E. Anceaume, M. Gradinariu, A. K. Datta, G. Simon, and A. Virgillito. 2006. A Semantic Overlay for Self-* Peer-to-Peer Publish/Subscribe. In Proceedings of the 26th IEEE International Conference on Distributed Computing Systems (ICDCS '06). IEEE Computer Society, Washington, DC, USA, 22-. DOI=10.1109/ICDCS.2006.12
- Comments from --Bob Morris 22:35, 22 September 2011 (EDT)
- Self* refers to self-organizing, self-configuring, and self-healing P2P networks. Here too, a main goal is to make a Pub/Sub network in which subscriptions are in closely related peers so that publications do not require notifications widely distributed through the network. Other goals include to insure that departure of nodes does not debilitate a subscription queue (i.e. the network can self repair).

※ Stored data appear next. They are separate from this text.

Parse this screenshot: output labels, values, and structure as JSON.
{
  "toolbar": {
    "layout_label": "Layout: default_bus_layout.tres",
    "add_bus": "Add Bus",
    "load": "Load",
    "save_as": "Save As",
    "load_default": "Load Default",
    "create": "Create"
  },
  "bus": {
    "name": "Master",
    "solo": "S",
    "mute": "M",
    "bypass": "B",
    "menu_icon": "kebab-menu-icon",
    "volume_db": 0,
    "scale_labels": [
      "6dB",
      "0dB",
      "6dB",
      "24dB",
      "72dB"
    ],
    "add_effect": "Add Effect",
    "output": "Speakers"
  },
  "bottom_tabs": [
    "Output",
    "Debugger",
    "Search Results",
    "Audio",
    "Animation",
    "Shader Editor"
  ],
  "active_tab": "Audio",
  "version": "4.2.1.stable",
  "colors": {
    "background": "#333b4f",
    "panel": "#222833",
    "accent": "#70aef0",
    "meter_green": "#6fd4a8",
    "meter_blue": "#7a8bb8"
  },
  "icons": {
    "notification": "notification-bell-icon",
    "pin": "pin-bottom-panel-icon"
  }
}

- Sec 2.2. The subscription language comprises conjunctions of triples AF=(name, Op, c) where name is one of the a finite but unbounded universe of typed attributes, Op comes from a finite set of binary operators that depend on the type of the named attribute, and c is a constant of a suitable type for the righthand side of the operator . Example: “occurenceDate < 2004”. Subscriptions are thus filters on the data in the network, and probably in general we should not distinguish between interest filters in the FP sense and subscriptions. A publication comprises an insertion into the network of an event. An event is the conjunction of a set of equalities of the form name = value, where name is the name from the attribute universe, and value is a value taken by the attribute.
- In discussing when an event (i.e. a publication) matches a subscription, Sec 2.2 seems to be suggesting that all the operators are partial orders:
- “An event predicate AV matches a subscription predicate AF […] if the attribute names iare the same inAV and AF , and the attribute value in AV is in the range defined by AF. An event matches a subscription iff for all the predicates in the subscription, a corresponding matching value appears in the event.”
- If I'm right that the constraints express by the operators must all be partial ordiers, then I suspect this model is again not suitable for us. But again, it is my guess that such a restriction is likely to have something to do with tractability in a P2P network, and as a pub/sub language in general could be generalized. And then it may just correspond to SPARQL....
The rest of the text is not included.